Coffee withdrawal is a thing. Several months ago, the condition was added to the DSM-5, along with an entry for caffeine intoxication. According to the diagnosis in the manual, consuming more than 250 ml of caffeine per day, or two cups of brewed coffee, is not recommended, as that amount of caffeine can cause intoxication symptoms.

However, a study published on July 2 in The World Journal of Biological Psychiatry found a positive side to caffeine consumption: lowered suicide risk.

The study was based on a review of three larger U.S. studies, and Harvard School of Public Health researchers found that adults who drank two to four cups of caffeinated coffee throughout the day had a lower risk of suicide as compared to adults who drank very little or no coffee.

Why this link? Caffeine stimulates the central nervous system, but it may also act as a mild antidepressant, according to a report about the research. Caffeine likely boosts the production of certain neurotransmitters in the brain, like serotonin, dopamine, and noradrenaline, which can lead to happier moods. This may explain the lowered risk of depression and suicide among coffee drinkers.

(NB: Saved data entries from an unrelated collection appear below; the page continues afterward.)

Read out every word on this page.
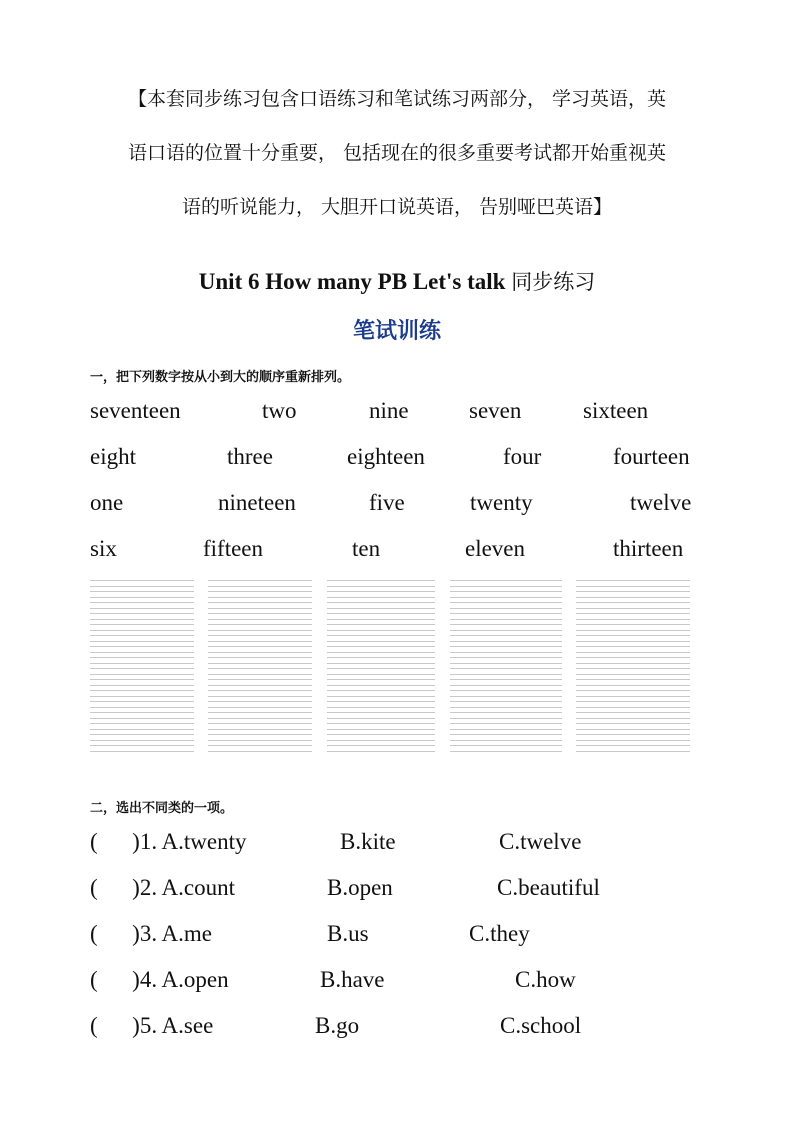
【本套同步练习包含口语练习和笔试练习两部分， 学习英语，英
语口语的位置十分重要， 包括现在的很多重要考试都开始重视英
语的听说能力， 大胆开口说英语， 告别哑巴英语】
Unit 6 How many PB Let's talk 同步练习
笔试训练
一，把下列数字按从小到大的顺序重新排列。
seventeen	two	nine	seven	sixteen
eight	three	eighteen	four	fourteen
one	nineteen	five	twenty	twelve
six	fifteen	ten	eleven	thirteen
二，选出不同类的一项。
(      )1. A.twenty	B.kite	C.twelve
(      )2. A.count	B.open	C.beautiful
(      )3. A.me	B.us	C.they
(      )4. A.open	B.have	C.how
(      )5. A.see	B.go	C.school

The lead researcher of the study and a research fellow in the Nutrition Department at Harvard’s School of Public Health, Michel Lucas, explained his findings in the report:

“Unlike previous investigations, we were able to assess the association of consumption of caffeinated and non-caffeinated beverages, and we identify caffeine as the most likely candidate of any putative protective effect of coffee.”

During the study, the coffee intake of more than 200,000 individuals was assessed over four years by questionnaires. Caffeine consumption was calculated, and researchers made sure to differentiate between coffee and non-coffee caffeine choices, like tea, Diet Coke, and chocolate. Coffee, however, was the primary caffeine source in the study, as 70 percent of individuals picked it as their drink of choice.

So should you go back to pouring your fourth cup of coffee? The researchers of the study say no. They didn’t observe any major differences in risk between individuals who drank two to three cups of coffee per day and those who drank four or more cups of coffee. Because of this, the authors of the study recommend consuming only two cups of coffee per day, following the DSM-5’s recommendations. Drinking more than 400 mg of caffeine in one day is not encouraged, even for depressed adults.